Error Analysis in Back-Stripping Procedure for Modeling Natural Subsidence: Application in the Po Delta Area (Northern Italy)

Abstract

The back-stripping technique is widely used in geological modeling to quantify basin subsidence history, sedimentation rates, and tectonic subsidence. Recent applications involve reconstructing paleo-water depths, especially in oceanic and Arctic studies. Despite the availability of open-source Matlab codes based on this procedure, comprehensive investigations including errors from data acquisition remain lacking. Many studies address the errors related to model parameters, neglecting a systematic approach crucial for result accuracy. To enhance the reliability in subsidence rate calculations via back-stripping, we propose a method to analyze errors introduced during the pre-processing of input data. Our approach starts with a qualitative identification of key error sources and proceeds with a quantitative estimation of each of them, using appropriate mathematical techniques such as linear interpolation and combinatorics. The proposed method is applied to the Po Delta in northern Italy, a region historically influenced by anthropogenic and natural subsidence.

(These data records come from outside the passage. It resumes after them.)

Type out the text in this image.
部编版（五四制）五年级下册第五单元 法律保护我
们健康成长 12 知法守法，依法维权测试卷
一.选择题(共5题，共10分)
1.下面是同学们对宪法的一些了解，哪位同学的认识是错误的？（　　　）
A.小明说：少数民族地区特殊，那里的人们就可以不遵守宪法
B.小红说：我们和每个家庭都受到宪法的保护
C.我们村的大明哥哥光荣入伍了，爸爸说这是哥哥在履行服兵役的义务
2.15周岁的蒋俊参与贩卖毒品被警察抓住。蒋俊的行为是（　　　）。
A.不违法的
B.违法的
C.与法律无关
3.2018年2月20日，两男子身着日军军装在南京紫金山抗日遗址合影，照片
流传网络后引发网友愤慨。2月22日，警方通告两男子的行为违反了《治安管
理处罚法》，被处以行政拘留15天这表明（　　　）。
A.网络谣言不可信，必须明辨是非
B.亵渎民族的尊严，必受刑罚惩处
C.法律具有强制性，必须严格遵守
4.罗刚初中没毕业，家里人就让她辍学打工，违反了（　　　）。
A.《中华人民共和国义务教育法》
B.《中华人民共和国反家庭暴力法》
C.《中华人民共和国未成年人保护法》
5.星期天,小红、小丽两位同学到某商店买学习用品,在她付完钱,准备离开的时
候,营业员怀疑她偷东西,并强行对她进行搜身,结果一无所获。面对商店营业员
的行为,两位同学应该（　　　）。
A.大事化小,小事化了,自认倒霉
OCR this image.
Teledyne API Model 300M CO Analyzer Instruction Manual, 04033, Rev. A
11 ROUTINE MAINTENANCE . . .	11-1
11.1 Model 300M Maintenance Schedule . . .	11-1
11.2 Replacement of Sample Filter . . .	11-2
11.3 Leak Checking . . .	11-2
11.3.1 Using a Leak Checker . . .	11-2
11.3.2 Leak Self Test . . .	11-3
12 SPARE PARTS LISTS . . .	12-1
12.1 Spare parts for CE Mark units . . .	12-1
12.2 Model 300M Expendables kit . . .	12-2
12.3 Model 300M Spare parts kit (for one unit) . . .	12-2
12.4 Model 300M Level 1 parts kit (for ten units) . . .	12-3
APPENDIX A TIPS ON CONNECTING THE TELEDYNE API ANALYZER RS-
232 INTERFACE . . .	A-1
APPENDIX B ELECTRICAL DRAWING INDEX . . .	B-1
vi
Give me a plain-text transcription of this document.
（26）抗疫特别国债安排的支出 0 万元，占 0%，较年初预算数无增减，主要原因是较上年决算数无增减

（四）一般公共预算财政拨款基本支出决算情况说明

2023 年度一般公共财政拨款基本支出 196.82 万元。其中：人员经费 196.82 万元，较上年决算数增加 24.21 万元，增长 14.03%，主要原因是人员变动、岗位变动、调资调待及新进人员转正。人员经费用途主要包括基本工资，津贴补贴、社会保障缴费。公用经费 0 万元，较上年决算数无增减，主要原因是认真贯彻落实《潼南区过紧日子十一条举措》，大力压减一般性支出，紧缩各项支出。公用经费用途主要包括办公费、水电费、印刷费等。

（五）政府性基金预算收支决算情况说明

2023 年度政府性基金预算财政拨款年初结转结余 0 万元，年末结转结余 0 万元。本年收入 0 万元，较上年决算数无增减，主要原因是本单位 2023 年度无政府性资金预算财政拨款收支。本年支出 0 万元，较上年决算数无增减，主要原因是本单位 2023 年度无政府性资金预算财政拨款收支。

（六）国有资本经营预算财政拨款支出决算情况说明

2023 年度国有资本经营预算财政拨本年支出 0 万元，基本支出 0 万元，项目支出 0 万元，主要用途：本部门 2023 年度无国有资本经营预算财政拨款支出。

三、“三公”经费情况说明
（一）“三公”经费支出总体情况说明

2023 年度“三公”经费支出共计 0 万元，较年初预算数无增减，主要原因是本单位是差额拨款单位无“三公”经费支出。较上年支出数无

Analyzing a 2D geological section characterized by thin Holocene sedimentary successions, we identified 12 error sources, grouped into four basic categories: geometry of the model layers, distribution of lithologies, petrophysical properties, and factors related to depositional environments and geodynamics. We then assessed the error ranges and their probability of occurrence. The results show that errors can vary significantly—from the meter to millimeter-scale—defining the magnitude and distribution of each error source along line, which is essential for accurately interpreting model results and assessing related uncertainties. The study also establishes a replicable workflow for future uncertainty management, contributing to enhance open-source tools based on the back-stripping procedure.